Only the tools named in spec.tools are included in the schema array sent to the LLM; tools registered on the node but absent from the manifest are invisible to the agent. bootstrap.py itself never sees or manages tool schemas — schema injection and policy enforcement happen entirely in the orchestrator before any dispatch or generation response is returned.

Inner Loop Steps

bootstrap.py  ──► POST /v1/dispatch-gateway {type:"generate", messages:[...]}
                                │
                         Orchestrator receives request
                         Fetches tool schemas from ToolInvocationService
                         Calls LLM provider API with full message history + tool schemas
                         LLM returns response (may contain tool calls)
                                │
            ┌───────────────────▼────────────────────────────────────────┐
            │  Tool calls in response?                                   │
            │                                                            │
            │  YES → For each tool call:                                 │
            │    0. If `execution.tool_validation` applies,             │
            │       run semantic judge before dispatch                   │
            │       (child execution, pre-execution, synchronous)       │
            │    1. Route only if the judge passes:                     │
            │       fs.* calls   → AegisFSAL (host, direct)             │
            │       cmd.run      → Dispatch Protocol (in-container)     │
            │       web.*, etc.  → SEAL External (host MCP server)      │
            │                                                            │
            │   cmd.run → return {type:"dispatch", dispatch_id, ...}     │
            │        bootstrap.py receives dispatch message              │
            │        runs subprocess                                     │
            │        POST /v1/dispatch-gateway {type:"dispatch_result", ...} │
            │        loop continues with subprocess result in context    │
            │                                                            │
            │  NO → return {type:"final", content:"..."}                 │
            │       InnerLoopService marks iteration status              │
            └────────────────────────────────────────────────────────────┘

Dispatch Protocol

The Aegis Dispatch Protocol is the mechanism the orchestrator uses to trigger subprocess execution inside the agent container. It is designed to be runtime-agnostic, enabling AEGIS to switch between Docker, Podman, and Firecracker without modification to the agent's execution logic.

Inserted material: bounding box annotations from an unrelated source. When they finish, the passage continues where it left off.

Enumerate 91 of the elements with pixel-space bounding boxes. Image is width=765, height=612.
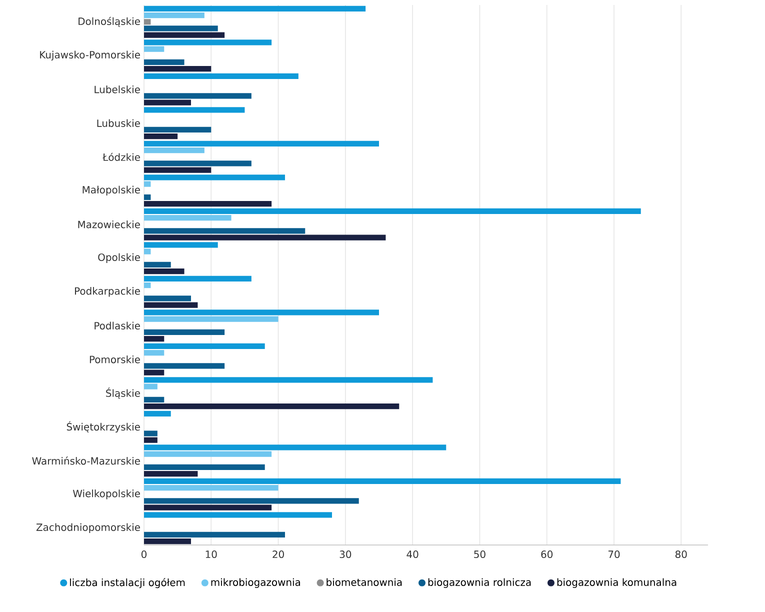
y-tick-label: Opolskie [98,253,140,263]
bar [144,181,151,187]
bar [144,478,621,484]
y-tick-label: Łódzkie [102,152,140,161]
y-tick-label: Lubelskie [94,86,140,94]
bar [144,538,191,544]
bar [144,384,158,390]
bar [144,174,285,180]
bar [144,276,252,282]
bar [144,336,164,342]
x-tick-label: 70 [608,550,620,558]
bar [144,370,164,376]
bar [144,504,272,510]
bar [144,93,252,99]
y-tick-label: Małopolskie [82,186,140,196]
y-tick-label: Dolnośląskie [78,16,140,27]
bar [144,484,278,491]
bar [144,248,151,254]
bar [144,167,212,173]
x-tick-label: 60 [541,550,553,558]
bar [144,296,191,302]
bar [144,208,641,214]
x-tick-label: 0 [141,550,147,558]
bar [144,444,446,450]
bar [144,404,400,410]
bar [144,59,184,66]
x-tick-label: 30 [340,550,352,558]
bar [144,316,278,322]
bar [144,214,232,221]
bar [144,234,386,240]
bar [144,262,171,268]
x-tick-label: 40 [406,550,418,558]
legend-label: liczba instalacji ogółem [70,578,185,588]
bar [144,532,285,538]
bar [144,126,212,133]
bar [144,40,272,46]
bar [144,410,171,416]
y-tick-label: Kujawsko-Pomorskie [40,50,140,60]
bar [144,329,225,336]
bar [144,107,245,113]
bar [144,464,265,470]
bar [144,160,252,166]
bar [144,147,204,154]
bar [144,6,366,12]
y-tick-label: Wielkopolskie [72,490,140,500]
bar [144,100,191,106]
bar [144,498,359,504]
bar [144,201,272,207]
bar [144,343,265,349]
y-tick-label: Świętokrzyskie [66,421,140,433]
y-tick-label: Podlaskie [94,322,140,330]
legend-label: biogazownia rolnicza [428,578,531,588]
y-tick-label: Zachodniopomorskie [36,523,140,533]
bar [144,396,164,403]
y-tick-label: Lubuskie [97,119,140,127]
bar [144,46,164,52]
bar [144,228,306,234]
legend-label: biogazownia komunalna [557,578,676,588]
x-tick-label: 10 [206,550,217,558]
bar [144,430,158,436]
bar [144,302,198,308]
bar [144,26,218,32]
bar [144,437,158,443]
bar [144,350,164,356]
bar [144,194,151,200]
bar [144,282,151,288]
bar [144,66,212,72]
bar [144,377,433,383]
y-tick-label: Warmińsko-Mazurskie [32,456,140,465]
x-tick-label: 80 [675,550,687,558]
bar [144,363,225,369]
bar [144,242,218,248]
bar [144,512,332,518]
bar [144,19,151,25]
bar [144,73,298,79]
legend-label: biometanownia [326,578,402,586]
y-tick-label: Śląskie [106,388,140,399]
bar [144,134,178,140]
bar [144,451,272,457]
bar [144,32,225,38]
y-tick-label: Podkarpackie [75,287,140,297]
bar [144,310,379,316]
bar [144,268,184,274]
y-tick-label: Pomorskie [90,356,140,364]
bar [144,12,204,18]
x-tick-label: 20 [272,550,284,558]
legend-label: mikrobiogazownia [211,578,300,588]
x-tick-label: 50 [474,550,486,558]
y-tick-label: Mazowieckie [78,220,140,228]
bar [144,471,198,477]
bar [144,140,379,146]
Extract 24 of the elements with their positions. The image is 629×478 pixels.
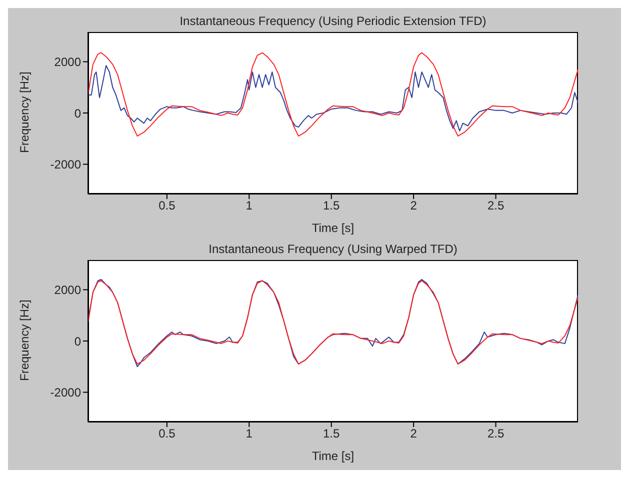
x-axis-title: Time [s] xyxy=(312,221,354,235)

AgentRuntime Trait and ContainerRuntime

The AgentRuntime trait abstracts over all supported container backends. The concrete implementation, ContainerRuntime (previously named DockerRuntime), uses the bollard crate to communicate with any Docker-API-compatible daemon -- including both Docker Engine and Podman. The same trait will back future Firecracker support as a separate implementation.

For full technical details, including wire formats and the bootstrap.py implementation, see the Aegis Dispatch Protocol concept page.

Security and Subcommand Allowlist

Every cmd.run invocation is validated against the subcommand_allowlist declared in the agent manifest's spec.tools block before execution. This ensures that even within the container, agents can only execute a strictly defined set of commands and subcommands (e.g., allowing cargo build but not cargo publish).

Policy enforcement happens entirely on the orchestrator host; bootstrap.py receives only commands that have already passed all security checks.

Execution Context in Refinement

When a validator fails and a new iteration begins, the orchestrator injects additional context into the next iteration's message history:

{
  "role": "system",
  "content": "Iteration 1 failed validation.\n\nValidator: json_schema\nScore: 0.0 (threshold: 1.0)\nDetails: Required property 'output' is missing.\n\nPlease fix the issue and try again."
}

This context is injected after the user's original task message but before the new iteration begins, so the LLM sees both the original task and the specific failure reason.